Forte di tanto affetto, era stata spinta verso paradisi inimmaginabili nella nostra piccola e provinciale vallata. La Promozione, l’Eccellenza e incredibile a dirsi l’Interregionale. Ad un passo dai professionisti, l’ascesa si arrestò quasi per un eccesso di timore verso quel mondo che richiedeva moltissime (forse troppe) risorse. Ma la squadra si comportava comunque bene, partiva dal mezzo di una valle di provincia e sbaragliava blasonati squadroni di città capoluogo. La domenica, partivano colonne di auto per seguire la nostra squadra fuori provincia, in Emilia, nelle Marche.

Poi, come in ogni favola che si rispetti è arrivato l’orco cattivo. La nostra principessa, nel fiore della bellezza fu tradita. Come in una moderna versione della Mea, la nostra amata è stata rapita ad un passo dalle nozze. Ella fu catturata dall’ “Armata Brancaleone”, malnutrita, offesa, torturata, violentata nello spirito e lasciata agonizzare nei peggiori bassifondi. E così, il fiore di Bibbiena perse uno ad uno i propri petali. In pochi anni di sofferta e lenta agonia, con l’atroce consapevolezza di avvicinarsi alla morte, la nostra Bibbienese si è spenta dopo una violenta caduta dalla Prima alla Seconda Categoria. 

 Non credo che si debba provare rancore o odio verso chi ha perpetuato questo scempio. In fondo, era solo una Armata Brancaleone, un insieme di maldestri cavalieri sbrindellati senza ronzino né bandiera… La cosa atroce, però, che tutti noi Bibbienesi non gli perdoneremo mai è lo scempio che è stato fatto del cadavere della nostra squadra. Neanche una degna sepoltura le è stata riservata. Anche i Cavalieri nel buio Medioevo, solevano seppellire con tutti gli onori il proprio destriero nel momento della morte, in quanto parte integrante e veicolo dello splendore del Cavaliere stesso. Ma il cadavere della povera Bibbienese, è stato squartato e svenduto a tranci al miglior offerente, le sue maglie buttate nel sacco dei ciechi, la sua anima gettata nel sottoscala.

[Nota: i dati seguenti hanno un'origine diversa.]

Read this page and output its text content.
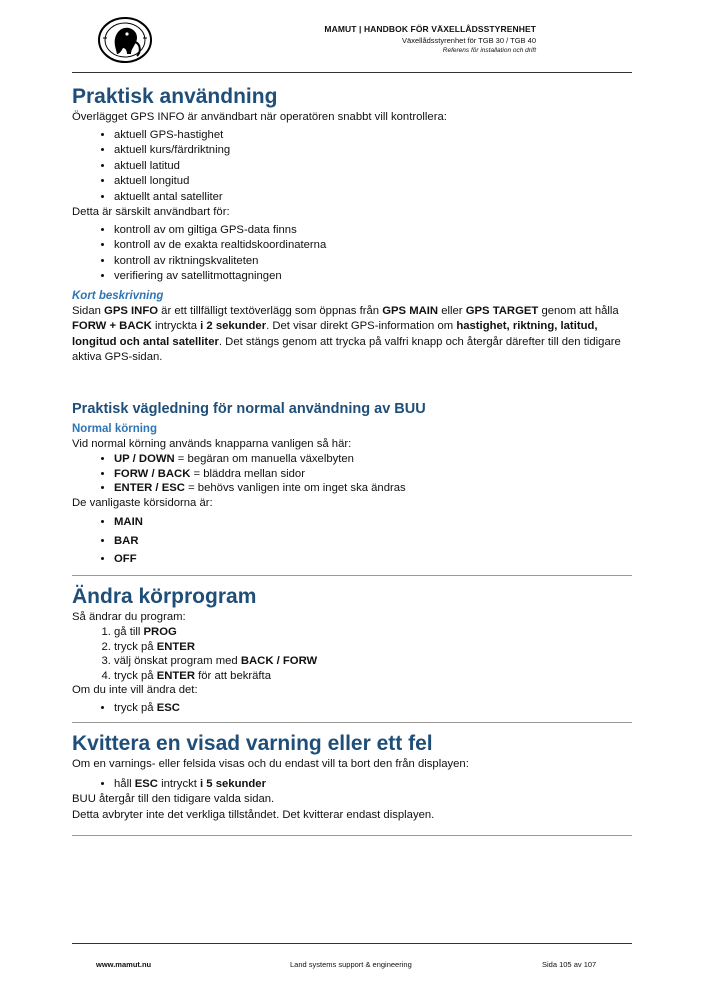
MAMUT | HANDBOK FÖR VÄXELLÅDSSTYRENHET
Växellådsstyrenhet för TGB 30 / TGB 40
Referens för installation och drift
Praktisk användning

Överlägget GPS INFO är användbart när operatören snabbt vill kontrollera:

• aktuell GPS-hastighet
• aktuell kurs/färdriktning
• aktuell latitud
• aktuell longitud
• aktuellt antal satelliter

Detta är särskilt användbart för:

• kontroll av om giltiga GPS-data finns
• kontroll av de exakta realtidskoordinaterna
• kontroll av riktningskvaliteten
• verifiering av satellitmottagningen
Kort beskrivning

Sidan GPS INFO är ett tillfälligt textöverlägg som öppnas från GPS MAIN eller GPS TARGET genom att hålla FORW + BACK intryckta i 2 sekunder. Det visar direkt GPS-information om hastighet, riktning, latitud, longitud och antal satelliter. Det stängs genom att trycka på valfri knapp och återgår därefter till den tidigare aktiva GPS-sidan.

Praktisk vägledning för normal användning av BUU
Normal körning

Vid normal körning används knapparna vanligen så här:

• UP / DOWN = begäran om manuella växelbyten
• FORW / BACK = bläddra mellan sidor
• ENTER / ESC = behövs vanligen inte om inget ska ändras

De vanligaste körsidorna är:

• MAIN
• BAR
• OFF
Ändra körprogram

Så ändrar du program:

1. gå till PROG
2. tryck på ENTER
3. välj önskat program med BACK / FORW
4. tryck på ENTER för att bekräfta

Om du inte vill ändra det:

• tryck på ESC
Kvittera en visad varning eller ett fel

Om en varnings- eller felsida visas och du endast vill ta bort den från displayen:

• håll ESC intryckt i 5 sekunder

BUU återgår till den tidigare valda sidan.

Detta avbryter inte det verkliga tillståndet. Det kvitterar endast displayen.

www.mamut.nu	Land systems support & engineering	Sida 105 av 107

 Chissà che fine faranno quei gagliardetti delle squadre di calcio che dal 1927 hanno costruito la storia della squadra. Forse quelli più bellini come colore verranno portati a casa per farci giocare i nipoti. Gli altri, diventeranno forse cenci da spolverare. Che tristezza. Che pena. Che mal di cuore.  Alla fine dell’estate, quando rientreremo dalle ferie, ritroveremo i componenti dell’Armata Brancaleone al loro posto al bar, tranquilli, con la coscienza a posto. Perché loro, la loro crociata l’hanno combattuta con coraggio: infatti agli avversari, a forza di musate, gli hanno slogato una mano…

Spero che le persone perbene di Bibbiena non dimentichino mai la nostra squadra. Le foto dei trionfi, gli articoli dei giornali, i caroselli di auto con le bandiere, devono rimanere affisse nelle pareti dei bar per sempre. Per i nostri nipoti, perché sappiano che nel nostro paese è esistita una grande squadra e per i nipoti dell’armata Brancaleone, quale persistente rimorso.

 Addio, Unione Polisportiva Bibbienese.